Карке больше не утруждал себя расспросами. Он понял. Перед ним два законченных идиота, помешавшихся на двух гектарах леса. О, неужели и он был вот таким же слепым чурбаном, тешившим себя надеждой получить сорок семь десятин земли? И ему вдруг стало так стыдно за самого себя, что он готов был провалиться сквозь землю. Однако земля в дзоте была устлана колотыми плахами, и он не проваливался, а стоял смиренно, пригвожденный собственным позором. Потом, не зная зачем, поклонился и сказал:
- Спасибо. Землю я уже получил. Теперь дело за лесом.
- Да, да... Мы будем очень богаты, очень бога-ты, - засыпая в углу на пулеметных лентах, бормотал новый идиот, поверивший беспардонному вранью изолгавшегося фюрера.
"Что ж... Пусть безрогие скоты тешат себя надеждой, - подумал Карке. Пусть мечтают о двух гектарах чужого леса. Так легче будет лечь под березу, как легли те упомянутые двое.
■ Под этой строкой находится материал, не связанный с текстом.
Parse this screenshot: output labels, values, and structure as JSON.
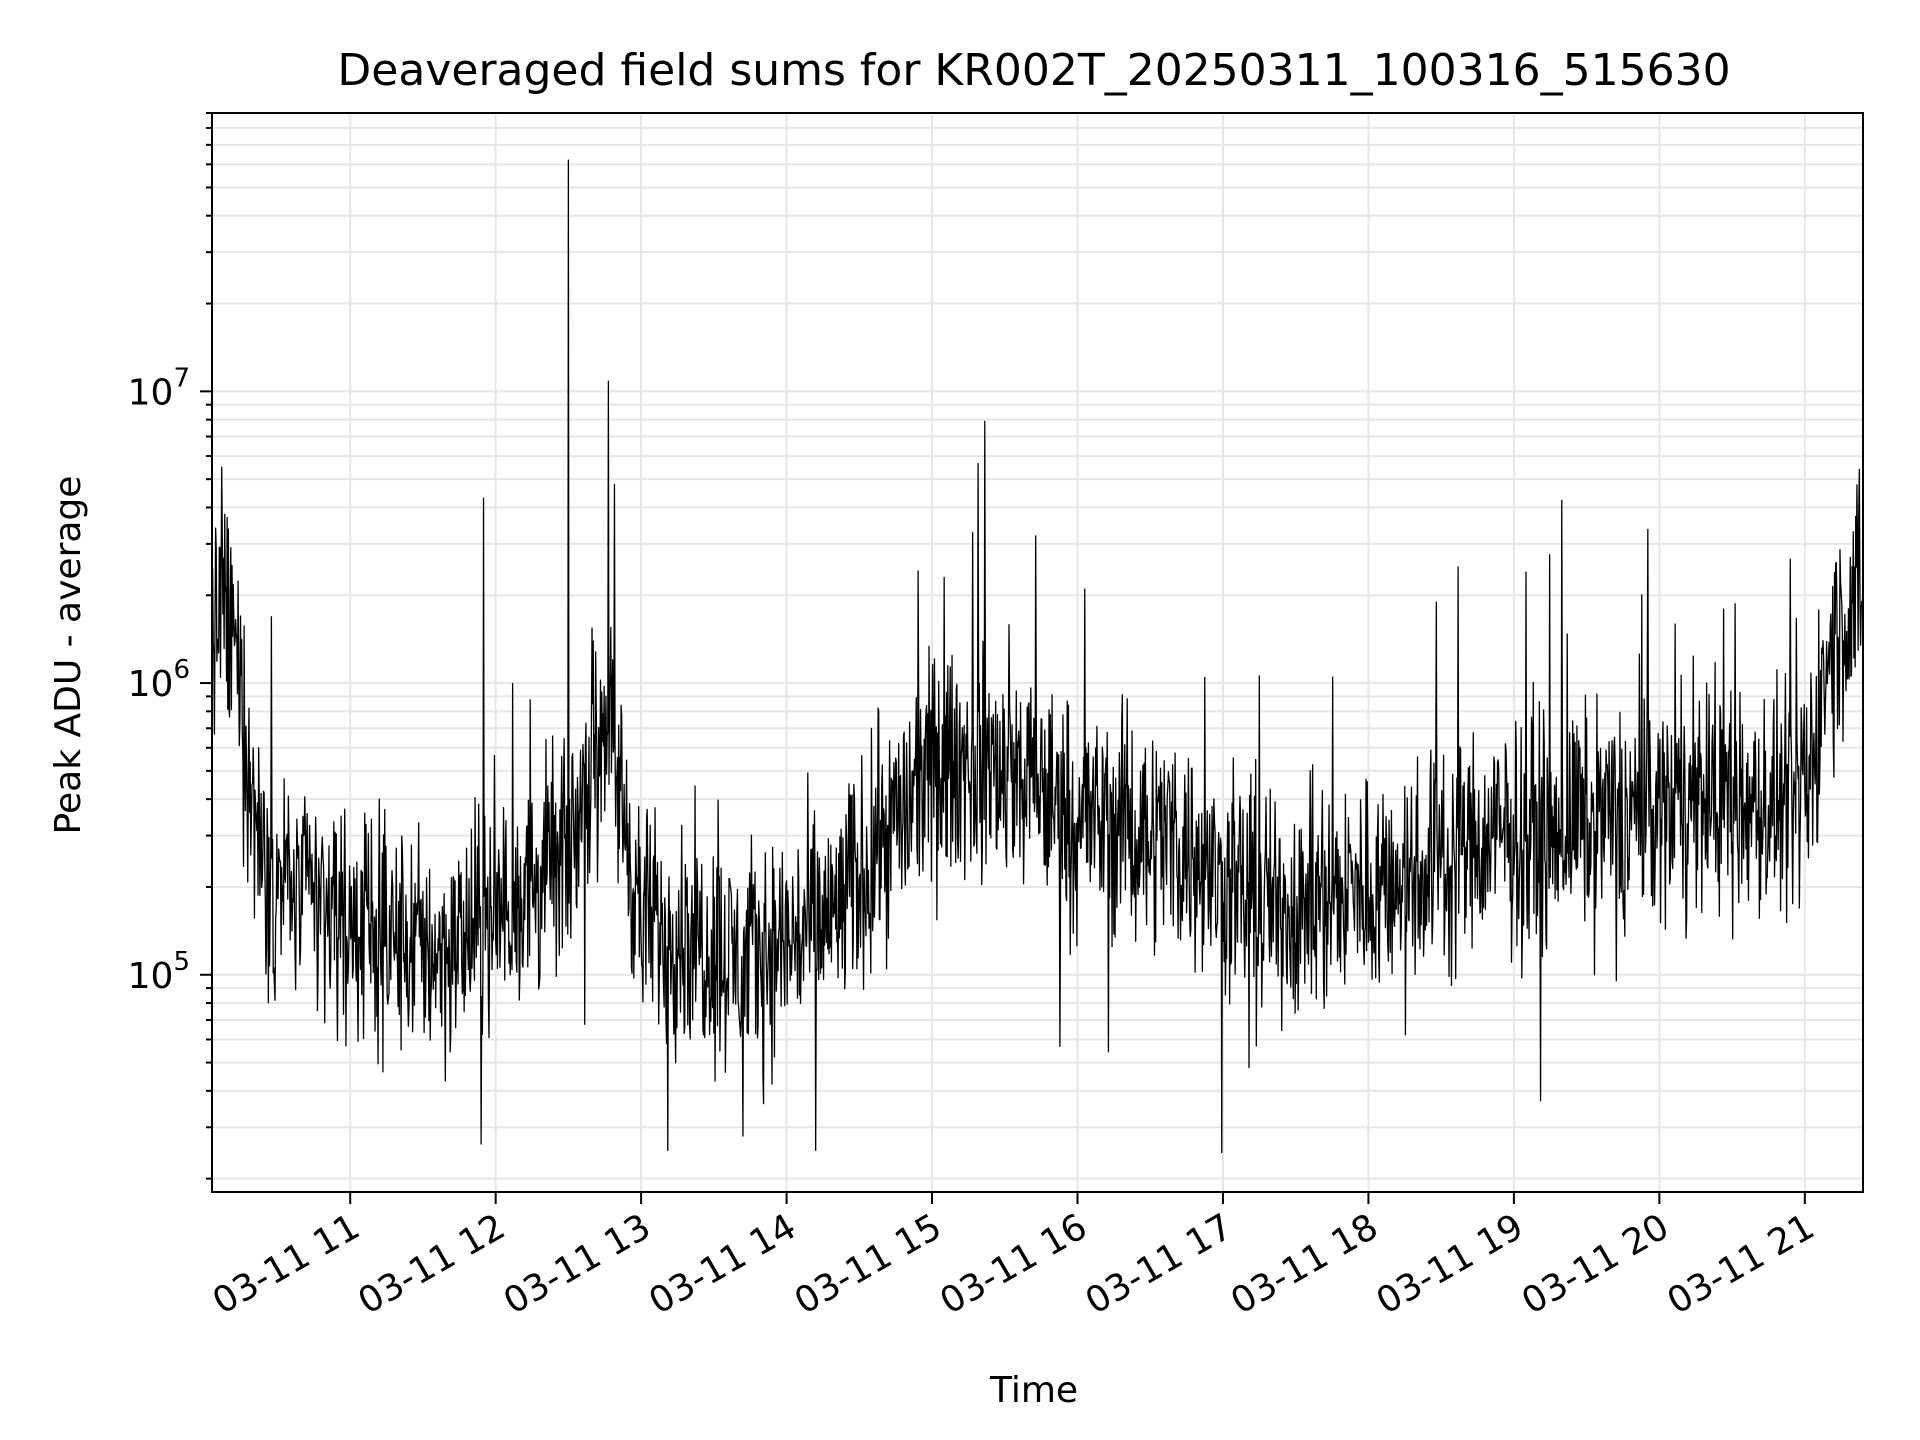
{
  "chart_data": {
    "type": "line",
    "title": "Deaveraged field sums for KR002T_20250311_100316_515630",
    "xlabel": "Time",
    "ylabel": "Peak ADU - average",
    "y_scale": "log",
    "ylim": [
      18000,
      90000000
    ],
    "xlim": [
      "2025-03-11 10:03",
      "2025-03-11 21:24"
    ],
    "grid": true,
    "line_color": "#000000",
    "grid_color": "#e6e6e6",
    "x_ticks": [
      {
        "value": "2025-03-11 11:00",
        "label": "03-11 11"
      },
      {
        "value": "2025-03-11 12:00",
        "label": "03-11 12"
      },
      {
        "value": "2025-03-11 13:00",
        "label": "03-11 13"
      },
      {
        "value": "2025-03-11 14:00",
        "label": "03-11 14"
      },
      {
        "value": "2025-03-11 15:00",
        "label": "03-11 15"
      },
      {
        "value": "2025-03-11 16:00",
        "label": "03-11 16"
      },
      {
        "value": "2025-03-11 17:00",
        "label": "03-11 17"
      },
      {
        "value": "2025-03-11 18:00",
        "label": "03-11 18"
      },
      {
        "value": "2025-03-11 19:00",
        "label": "03-11 19"
      },
      {
        "value": "2025-03-11 20:00",
        "label": "03-11 20"
      },
      {
        "value": "2025-03-11 21:00",
        "label": "03-11 21"
      }
    ],
    "y_ticks": [
      {
        "value": 100000,
        "base": "10",
        "exp": "5"
      },
      {
        "value": 1000000,
        "base": "10",
        "exp": "6"
      },
      {
        "value": 10000000,
        "base": "10",
        "exp": "7"
      }
    ],
    "series": [
      {
        "x": [
          "2025-03-11 10:03",
          "2025-03-11 10:10",
          "2025-03-11 10:15",
          "2025-03-11 10:20",
          "2025-03-11 10:30",
          "2025-03-11 10:45",
          "2025-03-11 11:00",
          "2025-03-11 11:20",
          "2025-03-11 11:40",
          "2025-03-11 12:00",
          "2025-03-11 12:20",
          "2025-03-11 12:30",
          "2025-03-11 12:45",
          "2025-03-11 13:00",
          "2025-03-11 13:20",
          "2025-03-11 13:40",
          "2025-03-11 14:00",
          "2025-03-11 14:20",
          "2025-03-11 14:40",
          "2025-03-11 15:00",
          "2025-03-11 15:20",
          "2025-03-11 15:40",
          "2025-03-11 16:00",
          "2025-03-11 16:20",
          "2025-03-11 16:40",
          "2025-03-11 17:00",
          "2025-03-11 17:20",
          "2025-03-11 17:40",
          "2025-03-11 18:00",
          "2025-03-11 18:20",
          "2025-03-11 18:40",
          "2025-03-11 19:00",
          "2025-03-11 19:20",
          "2025-03-11 19:40",
          "2025-03-11 20:00",
          "2025-03-11 20:20",
          "2025-03-11 20:40",
          "2025-03-11 21:00",
          "2025-03-11 21:10",
          "2025-03-11 21:24"
        ],
        "typical": [
          1800000,
          1600000,
          900000,
          350000,
          220000,
          180000,
          150000,
          130000,
          120000,
          160000,
          220000,
          250000,
          900000,
          150000,
          140000,
          110000,
          130000,
          160000,
          300000,
          500000,
          550000,
          450000,
          350000,
          320000,
          300000,
          200000,
          170000,
          180000,
          200000,
          230000,
          280000,
          300000,
          330000,
          350000,
          380000,
          400000,
          370000,
          380000,
          1300000,
          2000000
        ],
        "peaks": [
          {
            "x": "2025-03-11 10:07",
            "y": 5500000
          },
          {
            "x": "2025-03-11 11:55",
            "y": 4300000
          },
          {
            "x": "2025-03-11 12:30",
            "y": 62000000
          },
          {
            "x": "2025-03-11 12:49",
            "y": 4800000
          },
          {
            "x": "2025-03-11 15:05",
            "y": 2300000
          },
          {
            "x": "2025-03-11 16:03",
            "y": 2100000
          },
          {
            "x": "2025-03-11 18:37",
            "y": 2500000
          },
          {
            "x": "2025-03-11 19:05",
            "y": 2400000
          },
          {
            "x": "2025-03-11 21:20",
            "y": 3300000
          }
        ],
        "troughs": [
          {
            "x": "2025-03-11 13:11",
            "y": 25000
          },
          {
            "x": "2025-03-11 14:12",
            "y": 25000
          },
          {
            "x": "2025-03-11 13:42",
            "y": 28000
          },
          {
            "x": "2025-03-11 19:11",
            "y": 37000
          }
        ]
      }
    ]
  }
}
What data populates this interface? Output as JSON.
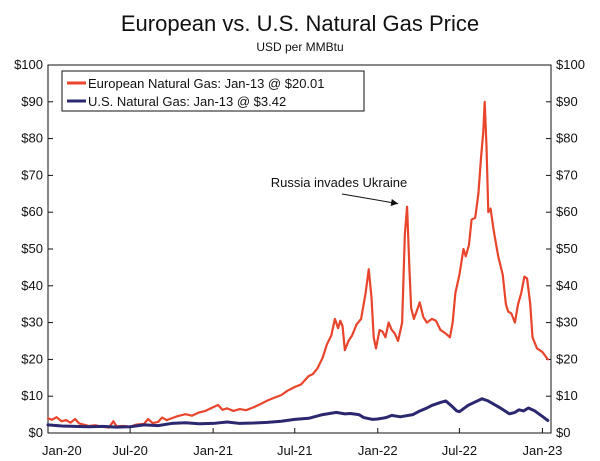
{
  "chart_data": {
    "type": "line",
    "title": "European vs. U.S. Natural Gas Price",
    "subtitle": "USD per MMBtu",
    "ylim": [
      0,
      100
    ],
    "y_ticks": [
      0,
      10,
      20,
      30,
      40,
      50,
      60,
      70,
      80,
      90,
      100
    ],
    "y_tick_labels": [
      "$0",
      "$10",
      "$20",
      "$30",
      "$40",
      "$50",
      "$60",
      "$70",
      "$80",
      "$90",
      "$100"
    ],
    "x_range": [
      "2020-01-01",
      "2023-01-20"
    ],
    "x_ticks": [
      "2020-01-01",
      "2020-07-01",
      "2021-01-01",
      "2021-07-01",
      "2022-01-01",
      "2022-07-01",
      "2023-01-01"
    ],
    "x_tick_labels": [
      "Jan-20",
      "Jul-20",
      "Jan-21",
      "Jul-21",
      "Jan-22",
      "Jul-22",
      "Jan-23"
    ],
    "legend_position": "top-left",
    "grid": false,
    "annotation": {
      "text": "Russia invades Ukraine",
      "target_x": "2022-02-24",
      "target_y": 61.5
    },
    "series": [
      {
        "name": "European Natural Gas: Jan-13 @ $20.01",
        "color": "#e8452c",
        "points": [
          [
            "2020-01-01",
            4.0
          ],
          [
            "2020-01-10",
            3.6
          ],
          [
            "2020-01-20",
            4.3
          ],
          [
            "2020-01-31",
            3.2
          ],
          [
            "2020-02-10",
            3.5
          ],
          [
            "2020-02-20",
            2.8
          ],
          [
            "2020-03-01",
            3.8
          ],
          [
            "2020-03-10",
            2.6
          ],
          [
            "2020-03-20",
            2.3
          ],
          [
            "2020-04-01",
            1.9
          ],
          [
            "2020-04-15",
            2.1
          ],
          [
            "2020-05-01",
            1.7
          ],
          [
            "2020-05-15",
            1.5
          ],
          [
            "2020-05-25",
            3.2
          ],
          [
            "2020-06-01",
            1.8
          ],
          [
            "2020-06-15",
            1.9
          ],
          [
            "2020-07-01",
            1.7
          ],
          [
            "2020-07-15",
            2.3
          ],
          [
            "2020-08-01",
            2.5
          ],
          [
            "2020-08-10",
            3.8
          ],
          [
            "2020-08-20",
            2.7
          ],
          [
            "2020-09-01",
            3.0
          ],
          [
            "2020-09-10",
            4.2
          ],
          [
            "2020-09-20",
            3.5
          ],
          [
            "2020-10-01",
            4.0
          ],
          [
            "2020-10-15",
            4.6
          ],
          [
            "2020-11-01",
            5.1
          ],
          [
            "2020-11-15",
            4.7
          ],
          [
            "2020-12-01",
            5.6
          ],
          [
            "2020-12-15",
            6.0
          ],
          [
            "2021-01-01",
            7.0
          ],
          [
            "2021-01-12",
            7.6
          ],
          [
            "2021-01-22",
            6.3
          ],
          [
            "2021-02-01",
            6.7
          ],
          [
            "2021-02-15",
            6.0
          ],
          [
            "2021-03-01",
            6.5
          ],
          [
            "2021-03-15",
            6.2
          ],
          [
            "2021-04-01",
            7.0
          ],
          [
            "2021-04-15",
            7.8
          ],
          [
            "2021-05-01",
            8.8
          ],
          [
            "2021-05-15",
            9.5
          ],
          [
            "2021-06-01",
            10.3
          ],
          [
            "2021-06-15",
            11.5
          ],
          [
            "2021-07-01",
            12.5
          ],
          [
            "2021-07-15",
            13.2
          ],
          [
            "2021-08-01",
            15.5
          ],
          [
            "2021-08-10",
            16.0
          ],
          [
            "2021-08-20",
            17.5
          ],
          [
            "2021-09-01",
            20.5
          ],
          [
            "2021-09-10",
            24.0
          ],
          [
            "2021-09-20",
            26.5
          ],
          [
            "2021-09-28",
            31.0
          ],
          [
            "2021-10-05",
            28.5
          ],
          [
            "2021-10-10",
            30.5
          ],
          [
            "2021-10-15",
            29.0
          ],
          [
            "2021-10-20",
            22.5
          ],
          [
            "2021-10-28",
            25.0
          ],
          [
            "2021-11-05",
            26.5
          ],
          [
            "2021-11-15",
            29.5
          ],
          [
            "2021-11-25",
            31.0
          ],
          [
            "2021-12-05",
            38.0
          ],
          [
            "2021-12-12",
            44.5
          ],
          [
            "2021-12-18",
            37.0
          ],
          [
            "2021-12-23",
            26.0
          ],
          [
            "2021-12-28",
            23.0
          ],
          [
            "2022-01-05",
            28.0
          ],
          [
            "2022-01-12",
            27.5
          ],
          [
            "2022-01-18",
            26.0
          ],
          [
            "2022-01-25",
            30.0
          ],
          [
            "2022-02-01",
            28.0
          ],
          [
            "2022-02-08",
            27.0
          ],
          [
            "2022-02-15",
            25.0
          ],
          [
            "2022-02-24",
            30.0
          ],
          [
            "2022-03-02",
            54.0
          ],
          [
            "2022-03-07",
            61.5
          ],
          [
            "2022-03-12",
            45.0
          ],
          [
            "2022-03-16",
            34.0
          ],
          [
            "2022-03-22",
            31.0
          ],
          [
            "2022-03-28",
            33.0
          ],
          [
            "2022-04-04",
            35.5
          ],
          [
            "2022-04-12",
            31.5
          ],
          [
            "2022-04-20",
            30.0
          ],
          [
            "2022-05-01",
            31.0
          ],
          [
            "2022-05-10",
            30.5
          ],
          [
            "2022-05-20",
            28.0
          ],
          [
            "2022-06-01",
            27.0
          ],
          [
            "2022-06-10",
            26.0
          ],
          [
            "2022-06-16",
            30.0
          ],
          [
            "2022-06-22",
            38.0
          ],
          [
            "2022-07-01",
            43.0
          ],
          [
            "2022-07-10",
            50.0
          ],
          [
            "2022-07-15",
            48.0
          ],
          [
            "2022-07-22",
            51.0
          ],
          [
            "2022-07-28",
            58.0
          ],
          [
            "2022-08-05",
            58.5
          ],
          [
            "2022-08-12",
            65.0
          ],
          [
            "2022-08-18",
            75.0
          ],
          [
            "2022-08-23",
            82.0
          ],
          [
            "2022-08-26",
            90.0
          ],
          [
            "2022-08-30",
            78.0
          ],
          [
            "2022-09-03",
            60.0
          ],
          [
            "2022-09-08",
            61.0
          ],
          [
            "2022-09-15",
            55.0
          ],
          [
            "2022-09-25",
            48.0
          ],
          [
            "2022-10-05",
            43.0
          ],
          [
            "2022-10-12",
            35.0
          ],
          [
            "2022-10-17",
            33.0
          ],
          [
            "2022-10-24",
            32.5
          ],
          [
            "2022-11-01",
            30.0
          ],
          [
            "2022-11-08",
            35.0
          ],
          [
            "2022-11-15",
            38.0
          ],
          [
            "2022-11-22",
            42.5
          ],
          [
            "2022-11-28",
            42.0
          ],
          [
            "2022-12-05",
            35.0
          ],
          [
            "2022-12-10",
            26.0
          ],
          [
            "2022-12-20",
            23.0
          ],
          [
            "2023-01-01",
            22.0
          ],
          [
            "2023-01-13",
            20.0
          ]
        ]
      },
      {
        "name": "U.S. Natural Gas: Jan-13 @ $3.42",
        "color": "#2b2870",
        "points": [
          [
            "2020-01-01",
            2.2
          ],
          [
            "2020-02-01",
            1.9
          ],
          [
            "2020-03-01",
            1.8
          ],
          [
            "2020-04-01",
            1.7
          ],
          [
            "2020-05-01",
            1.8
          ],
          [
            "2020-06-01",
            1.6
          ],
          [
            "2020-07-01",
            1.7
          ],
          [
            "2020-08-01",
            2.2
          ],
          [
            "2020-09-01",
            2.0
          ],
          [
            "2020-10-01",
            2.6
          ],
          [
            "2020-11-01",
            2.8
          ],
          [
            "2020-12-01",
            2.5
          ],
          [
            "2021-01-01",
            2.6
          ],
          [
            "2021-02-01",
            3.0
          ],
          [
            "2021-03-01",
            2.6
          ],
          [
            "2021-04-01",
            2.7
          ],
          [
            "2021-05-01",
            2.9
          ],
          [
            "2021-06-01",
            3.2
          ],
          [
            "2021-07-01",
            3.7
          ],
          [
            "2021-08-01",
            4.0
          ],
          [
            "2021-09-01",
            5.0
          ],
          [
            "2021-10-01",
            5.6
          ],
          [
            "2021-10-20",
            5.2
          ],
          [
            "2021-11-01",
            5.3
          ],
          [
            "2021-11-20",
            5.0
          ],
          [
            "2021-12-01",
            4.2
          ],
          [
            "2021-12-20",
            3.7
          ],
          [
            "2022-01-01",
            3.8
          ],
          [
            "2022-01-20",
            4.2
          ],
          [
            "2022-02-01",
            4.8
          ],
          [
            "2022-02-20",
            4.4
          ],
          [
            "2022-03-01",
            4.6
          ],
          [
            "2022-03-20",
            5.0
          ],
          [
            "2022-04-01",
            5.8
          ],
          [
            "2022-04-20",
            6.8
          ],
          [
            "2022-05-01",
            7.5
          ],
          [
            "2022-05-20",
            8.3
          ],
          [
            "2022-06-01",
            8.7
          ],
          [
            "2022-06-15",
            7.2
          ],
          [
            "2022-06-25",
            6.0
          ],
          [
            "2022-07-01",
            5.8
          ],
          [
            "2022-07-20",
            7.5
          ],
          [
            "2022-08-01",
            8.2
          ],
          [
            "2022-08-20",
            9.3
          ],
          [
            "2022-09-01",
            8.8
          ],
          [
            "2022-09-20",
            7.5
          ],
          [
            "2022-10-01",
            6.7
          ],
          [
            "2022-10-20",
            5.2
          ],
          [
            "2022-11-01",
            5.6
          ],
          [
            "2022-11-10",
            6.3
          ],
          [
            "2022-11-20",
            6.0
          ],
          [
            "2022-12-01",
            6.8
          ],
          [
            "2022-12-15",
            6.0
          ],
          [
            "2023-01-01",
            4.5
          ],
          [
            "2023-01-13",
            3.4
          ]
        ]
      }
    ]
  }
}
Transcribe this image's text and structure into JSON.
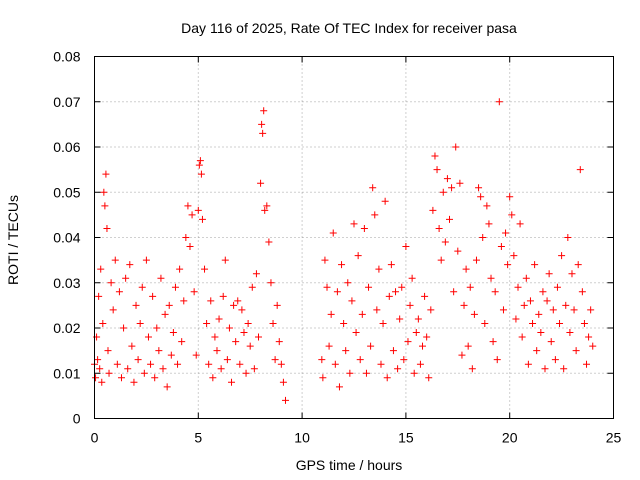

А Карке уже сыт всем по горло. Карке не хочет лежать под березой во имя того, чтоб штурмовик Отто, отрастив живот, соблазнял из-за шторы чужих жен".
Как и было наказано, он пострелял из пулеметов минут тридцать, обождал, когда претенденты на Брянский лес посильнее захрапят, затем снял с их солдатских ремней фляжки со шнапсом, взял со стола буханку эрзац-хлеба, кусок эрзац-сыра, тихонько вышел из дзота, спустился на полотно железной дороги и зашагал по шпалам. Привет олухам царя небесного! Да не проснуться вам, пока ноги не унесут "национального героя" Германии на почтительное расстояние.
...Километрах в трех от покинутого дзота Карке присел на рельс, снял с ремня реквизированную фляжку и выпил за встречу с партизанами и русский плен. Ему казалось, что в эту метельную ночь он обязательно увидит партизан и поднимет перед ними руки. Но ночь кончалась, лес густел, а партизан все не было. И тогда, чтоб привлечь к себе внимание, Карке, пошатываясь от опьянения, во все горло запел русскую "Катюшу".
Кончалась песня, кончался лес, а партизаны, так нужные Карке, не появлялись. С горя он выпил еще и, окончательно захмелев, потеряв контроль над собой, запел во всю глотку:
Вперед, кобыла, ты не забыла
Дорогу, милая, домой,
Где есть красотки,
Где нет чесотки
И где нет мин над головой.
- К черту войну! К черту штурмовиков и фюреров. Жулики! Воры! Меня обокрали. Обчистили как липку. У меня обесчестили жену! Куда смотрит фюрер? Снять штаны на его "Майн кампф" я хотел! Ау-у, фюрер! Ты слышишь? Ау-у!!!